Junto a nosotros se ha juntado una numerosa concurrencia. Nos despedimos. Gracias. A la salida del pueblo vuelvo a preguntar; es un procedimiento, al final uno llega a hacerse una idea más aproximada de por dónde debe caminar. Ahora son un hombre con aspecto de jubilado y dos señoras que me miran con curiosidad y benevolencia. Me encanta esta gente. Los tres se quitan la palabra. El hombre termina por hacerse cargo de mí y, tomándome del brazo, dice que me acompaña un rato. Sebastiao trabajó treinta años en Francia como electricista y después se volvió al pueblo; un pueblo pobre que no tiene nada, pero que es su pueblo, el lugar de donde ya no se moverá. Sus dos hijos trabajan ahora también en Francia. El camino pasa junto al cementerio y trepa después hasta lo alto de la quebrada. En lo alto vuelve a explicarme el camino que debo seguir. Se agacha, dibuja con el dedo en el suelo dos pequeños olivares que tendré que ver desde la otra ladera. Cuando los vea tendré que bajar hasta el río, vadearlo y subir derecho hasta encontrar el camino que sube hasta lo alto de la loma en donde hay una ermita. Desde allí ya no hay pérdida.
Ahora, tras una caminata por un paisaje accidentado de olivos colgados sobre la montaña, he vadeado el río con agua hasta arriba de la pierna y encontrado en la otra orilla una acogedora playa donde puedo desnudarme, lavar la ropa, hacer un largo y prolongado baño y dar cuenta de las provisiones que me han regalado en Sampaio. Hoy como de la caridad ajena.
Yazgo al sol como Dios me trajo al mundo devorando el pan y el queso de la fraternidad. Como se ve hay todavía lugares en el mundo en el que suceden estas cosas. Y no se crea que esto no lo había previsto yo, que ya me lo había olido cuando vi el tipo de pueblos que me iba tocar atravesar… porque tampoco iba a dejar que me muriera de hambre… Desde que abandoné la frontera, dos días ya, todavía no he encontrado un lugar en donde pueda comer o comprar algo.
Nada que objetar a los caminos marcados, a las rutas homologadas, pero cuando uno empieza a pasearse por un lugar del planeta con la única ayuda de unas fotocopias, siente que la aventura, las novedades, la gente, pueden depararle el grato placer de lo inesperado, amén de un hermoso paisaje probablemente nunca atravesado por un caminante foráneo.
Mi cuerpo agradece el sol de la mañana; mi cuerpo echa de menos en este instante otro cuerpo junto al suyo; una pausa dedicada a los encuentros. Pero la soledad es formidable, no se me concederá el don de un encuentro, un trozo de naturaleza a la medida de mis necesidades. La arena está cálida; deliciosamente acogedora. Acaso cierto rumor de sirenas la habite. Quizás del río surja alguna ondina; quizás. Nada de anillos, ni de Sigfridos, ni de penar errante tras el oro del Rhin. Ondina o sirena, lo mismo da, el vuelo de la imaginación sobre una ladera femenina. Mejor hacer una pausa. Ahora vuelvo.

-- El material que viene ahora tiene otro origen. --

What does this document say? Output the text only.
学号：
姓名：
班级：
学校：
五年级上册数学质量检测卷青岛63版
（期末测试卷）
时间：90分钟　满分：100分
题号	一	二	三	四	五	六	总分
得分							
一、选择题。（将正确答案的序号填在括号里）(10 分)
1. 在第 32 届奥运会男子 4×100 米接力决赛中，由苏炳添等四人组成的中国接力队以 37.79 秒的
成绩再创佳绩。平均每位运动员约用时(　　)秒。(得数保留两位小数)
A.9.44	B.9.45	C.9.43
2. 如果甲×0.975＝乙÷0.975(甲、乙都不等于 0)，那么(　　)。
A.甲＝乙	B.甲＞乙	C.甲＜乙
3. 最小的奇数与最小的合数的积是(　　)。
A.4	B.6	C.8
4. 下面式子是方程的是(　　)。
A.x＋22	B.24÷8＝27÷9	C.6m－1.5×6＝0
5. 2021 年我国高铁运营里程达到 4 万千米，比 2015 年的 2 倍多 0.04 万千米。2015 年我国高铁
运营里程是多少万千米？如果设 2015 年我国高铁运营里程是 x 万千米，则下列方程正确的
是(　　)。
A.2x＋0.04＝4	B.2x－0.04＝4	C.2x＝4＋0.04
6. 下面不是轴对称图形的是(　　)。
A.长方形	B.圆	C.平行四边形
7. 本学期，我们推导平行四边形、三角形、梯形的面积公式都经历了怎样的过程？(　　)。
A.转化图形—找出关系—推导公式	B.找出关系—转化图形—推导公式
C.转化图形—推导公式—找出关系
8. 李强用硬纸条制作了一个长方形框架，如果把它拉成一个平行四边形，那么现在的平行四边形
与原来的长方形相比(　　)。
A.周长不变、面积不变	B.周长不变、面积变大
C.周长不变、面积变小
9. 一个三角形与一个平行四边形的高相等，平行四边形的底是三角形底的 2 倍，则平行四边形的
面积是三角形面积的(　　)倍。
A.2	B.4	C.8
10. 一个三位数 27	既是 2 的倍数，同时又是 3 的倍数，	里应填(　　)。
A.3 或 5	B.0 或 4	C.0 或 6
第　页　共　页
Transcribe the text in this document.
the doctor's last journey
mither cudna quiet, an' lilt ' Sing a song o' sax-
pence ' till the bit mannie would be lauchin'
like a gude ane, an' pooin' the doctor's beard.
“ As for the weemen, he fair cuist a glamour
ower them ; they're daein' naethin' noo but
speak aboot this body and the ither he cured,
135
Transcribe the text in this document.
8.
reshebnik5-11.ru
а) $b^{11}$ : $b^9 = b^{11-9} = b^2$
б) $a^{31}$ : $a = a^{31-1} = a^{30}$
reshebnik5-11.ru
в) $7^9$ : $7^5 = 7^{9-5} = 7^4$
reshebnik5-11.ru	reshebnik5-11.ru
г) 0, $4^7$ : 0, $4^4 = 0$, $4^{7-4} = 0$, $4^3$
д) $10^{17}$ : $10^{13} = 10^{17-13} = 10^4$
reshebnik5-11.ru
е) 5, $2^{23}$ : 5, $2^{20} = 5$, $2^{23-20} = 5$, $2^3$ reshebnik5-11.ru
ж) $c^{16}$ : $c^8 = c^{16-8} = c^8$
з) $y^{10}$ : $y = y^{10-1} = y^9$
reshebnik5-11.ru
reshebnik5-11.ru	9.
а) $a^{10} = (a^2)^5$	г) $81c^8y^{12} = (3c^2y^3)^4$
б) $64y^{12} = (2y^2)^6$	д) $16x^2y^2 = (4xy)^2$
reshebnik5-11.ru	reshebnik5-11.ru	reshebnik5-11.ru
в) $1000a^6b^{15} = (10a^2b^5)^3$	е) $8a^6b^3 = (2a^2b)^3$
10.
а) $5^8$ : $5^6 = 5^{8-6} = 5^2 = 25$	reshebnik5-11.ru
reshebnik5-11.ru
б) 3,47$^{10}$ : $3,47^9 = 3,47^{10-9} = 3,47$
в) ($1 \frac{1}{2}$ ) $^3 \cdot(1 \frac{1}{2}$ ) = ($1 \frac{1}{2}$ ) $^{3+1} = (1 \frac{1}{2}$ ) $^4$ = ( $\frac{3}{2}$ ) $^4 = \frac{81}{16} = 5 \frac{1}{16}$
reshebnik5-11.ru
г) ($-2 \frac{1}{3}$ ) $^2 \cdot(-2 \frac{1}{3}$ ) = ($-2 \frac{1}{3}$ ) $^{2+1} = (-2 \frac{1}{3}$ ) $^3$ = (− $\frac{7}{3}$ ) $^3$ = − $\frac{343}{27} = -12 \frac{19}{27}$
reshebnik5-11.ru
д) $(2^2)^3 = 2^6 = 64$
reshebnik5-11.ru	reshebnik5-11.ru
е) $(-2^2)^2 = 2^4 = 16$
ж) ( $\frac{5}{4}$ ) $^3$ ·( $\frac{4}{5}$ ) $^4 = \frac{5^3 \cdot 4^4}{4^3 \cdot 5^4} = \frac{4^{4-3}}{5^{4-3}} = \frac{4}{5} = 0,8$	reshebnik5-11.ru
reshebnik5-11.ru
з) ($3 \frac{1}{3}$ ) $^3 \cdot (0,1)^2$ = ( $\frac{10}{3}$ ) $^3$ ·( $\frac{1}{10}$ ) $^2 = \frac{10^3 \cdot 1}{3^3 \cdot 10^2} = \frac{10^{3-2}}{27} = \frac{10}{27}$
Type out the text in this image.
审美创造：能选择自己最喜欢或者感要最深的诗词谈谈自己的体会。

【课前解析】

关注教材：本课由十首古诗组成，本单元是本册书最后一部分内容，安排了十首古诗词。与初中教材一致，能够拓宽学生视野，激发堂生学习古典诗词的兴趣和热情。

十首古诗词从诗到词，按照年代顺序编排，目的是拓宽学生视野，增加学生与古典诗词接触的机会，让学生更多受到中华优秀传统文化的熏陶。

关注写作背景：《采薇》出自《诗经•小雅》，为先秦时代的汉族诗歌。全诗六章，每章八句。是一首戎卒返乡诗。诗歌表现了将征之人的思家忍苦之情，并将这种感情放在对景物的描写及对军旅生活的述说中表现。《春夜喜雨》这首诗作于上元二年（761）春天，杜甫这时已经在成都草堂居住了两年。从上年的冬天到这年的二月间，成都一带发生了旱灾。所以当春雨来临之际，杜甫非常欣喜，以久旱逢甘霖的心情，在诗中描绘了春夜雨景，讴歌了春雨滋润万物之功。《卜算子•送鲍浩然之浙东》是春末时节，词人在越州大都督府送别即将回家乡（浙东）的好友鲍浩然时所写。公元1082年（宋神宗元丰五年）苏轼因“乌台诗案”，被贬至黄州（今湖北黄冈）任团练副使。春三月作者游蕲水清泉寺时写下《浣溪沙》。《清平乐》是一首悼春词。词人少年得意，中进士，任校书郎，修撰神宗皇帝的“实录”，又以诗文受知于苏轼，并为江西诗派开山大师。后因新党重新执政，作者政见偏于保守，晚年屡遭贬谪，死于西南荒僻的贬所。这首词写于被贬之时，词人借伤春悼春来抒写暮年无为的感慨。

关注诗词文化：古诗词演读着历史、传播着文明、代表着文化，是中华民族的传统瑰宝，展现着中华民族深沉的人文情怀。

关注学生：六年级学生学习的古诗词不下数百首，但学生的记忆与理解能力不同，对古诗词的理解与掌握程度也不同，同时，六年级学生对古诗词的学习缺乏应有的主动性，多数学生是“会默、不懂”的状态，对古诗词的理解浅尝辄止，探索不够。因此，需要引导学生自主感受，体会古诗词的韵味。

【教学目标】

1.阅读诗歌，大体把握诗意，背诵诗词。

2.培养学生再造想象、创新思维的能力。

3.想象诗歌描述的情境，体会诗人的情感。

Sensaciones para no parar; hace un rato entre la arena incubando como las tortugas un rato de placer, ahora la inmensa cuesta bajo el sol inclemente del mediodía, las pulsaciones a tope hasta caer derrumbado en la cima a punto de reventar bajo la sombra de un enebro. Y para un tractor y charlamos.
-Español, ¿no?
-¿Cómo va a trabajar con este calor? –le digo.
Y se encoge de hombros. Es un hombre menudo, enjuto, con una barba entrecana de una semana.
-¡Qué mismo da!, en verano siempre hace calor y en casa no tengo nada que hacer; así que a arar las olivas.
Me asegura que en Lagoa sí encontraré comida.
Las sensaciones. Ahora la delicia de estar tumbado oyendo el zumbido de las moscas; dulce cansancio, placentero, suave como una cantinela venida de lejos. Ya no hay solanera, ahora es la brisa acariciando mi rostro, refrigerando mi cansancio, agitando las retamas y moviendo las secas hojas de los cantuesos que perfuman el aire. Sensaciones. El budismo se equivoca en algunas cosas, y una de ellas es ésta, su decidido propósito de ahogar las sensaciones. Pero ¿qué seríamos sin sensaciones, sensaciones blancas, negras, azules, vaporosas como un helado de vainilla en un rato de calor, como una mirada cargada de ternura cayendo sobre nosotros? Placer y displacer, eso es la vida; ¿por qué huir, encerrarse en un monasterio, en el no deseo? ¿No sería mejor predicar aquello de que cada uno aguante su vela, sólo o acompañado según se tercie y se dedique a hacer de buen hortelano en esa su huerta de las sensaciones?
Somos un manojo de sensaciones. Nuestro cuerpo y nuestra alma las buscan, van tras ella a cada momento. ¿Qué hago yo aquí sino intentar recolectar sensaciones a lo largo de las veinticuatro horas del día; dormir como hoy al pie del castillo sobre la atalaya del llano en medio de una emoción, para despertar al alba en el comienzo de la siguiente, la torre alzándose contra la aldaba del alba; desnudar mi cuerpo junto al río, bañarlo, hacerle trabajar duramente bajo el sol inclemente, echarlo bajo la sombra, hacerle cambiar de ritmo, someterle al calor y al frío, a la fatiga y al descanso? ¿Qué hago yo aquí sino mimar mis sensaciones, echarlas al vuelo, soliviantarlas, empujarlas para que me rueden en cascada por los rincones del alma?


5 comentarios:

Unknown dijo...

Muchas felicidades y también brindaremos por tí y por las buenas gentes que te encuentras por esos caminos de Dios.
Besos.
Ana Raul Sergio Victor Andrea

Alberto de la Madrid dijo...

Gracias Ana, Raul, Sergio, Víctor y Andrea. Brindo también por vosotros, con un riquísimo licor Beirao que fabrican en esta tierra para los caminantes.
Desde Macedo de Cavalleiros un beso

Colectivo Punto y Coma dijo...

Pues si te decimos el menú y lo bien que lo pasamos te olvidas del licor Beirao...

Un beso.

Sigue disfrutando.


(Me encantó la historia de la patata, tienes que ver Las Espigadoras de Agnes Varda)

La Gorda
(ya sin bicicleta...en tiempo de reflexión)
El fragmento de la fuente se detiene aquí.